DR MARTIN SCURR: ‘I WOULD STILL GIVE THE MMR JAB TO MY CHILD’
As we are all aware, there has been much debate about the safety or otherwise of the MMR triple vaccine that protects against measles, mumps and rubella. It is given to children after the first year of life, and again just before starting school.
Some research which implied there was an association between the MMR and both inflammatory bowel disease and autism has been discredited.
And the risk-benefit analysis (as with many medical procedures, there is no such thing as an entirely safe immunisation) is now that it’s safer to have an MMR shot than not.
Measles is potentially lethal, although there have been only four childhood deaths in this country in the past 20 years, and two of these children had underlying health conditions.
But measles, mumps and rubella do have significant complication rates. This ruling by a court in Italy has re-opened the debate — though it is too early to decide if the judges have got this right and found new evidence.

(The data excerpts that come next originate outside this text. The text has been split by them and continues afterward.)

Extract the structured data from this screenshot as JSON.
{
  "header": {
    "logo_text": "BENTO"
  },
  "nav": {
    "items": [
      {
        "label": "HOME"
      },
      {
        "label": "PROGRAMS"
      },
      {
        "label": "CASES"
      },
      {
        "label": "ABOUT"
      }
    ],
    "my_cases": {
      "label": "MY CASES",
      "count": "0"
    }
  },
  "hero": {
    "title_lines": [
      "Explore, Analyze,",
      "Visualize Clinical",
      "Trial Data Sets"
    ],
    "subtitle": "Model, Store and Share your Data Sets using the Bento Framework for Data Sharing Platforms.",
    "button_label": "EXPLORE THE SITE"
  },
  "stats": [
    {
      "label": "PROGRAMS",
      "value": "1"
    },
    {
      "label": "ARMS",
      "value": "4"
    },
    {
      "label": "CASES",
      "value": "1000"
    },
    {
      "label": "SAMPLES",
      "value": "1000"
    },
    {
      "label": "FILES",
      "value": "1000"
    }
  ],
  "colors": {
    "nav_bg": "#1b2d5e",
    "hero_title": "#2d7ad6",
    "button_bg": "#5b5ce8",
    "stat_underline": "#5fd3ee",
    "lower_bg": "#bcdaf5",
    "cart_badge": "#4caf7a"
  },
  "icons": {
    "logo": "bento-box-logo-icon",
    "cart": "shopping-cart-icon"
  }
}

Meanwhile, we have been coping with a recent increase in cases of measles in London, owing to the fact that so many children were not immunised over the past few years due to parental anxiety: there have been 1,000 cases this year in the UK so far, and 15,000 in France.
More relevantly to my practice, patients who have caught measles were initially misdiagnosed by the doctors seeing them, because those much younger than me have little or no experience in recognising and treating this severe childhood illness — and late diagnosis is not ideal when it comes to minimising complications.
It is true that the MMR vaccine can cause brain problems — a response called encephalitis — in one child in a million given the shot.
But the measles illness causes encephalitis 1,000 times more frequently, and one child in 3,000 dies of measles if they catch it.
So, in my view, it’s a no-brainer: all my children had the MMR jab, and I work hard to make sure that my patients are well and carefully instructed about its pros and cons.
And that is what I shall go on doing — despite the events in Italy.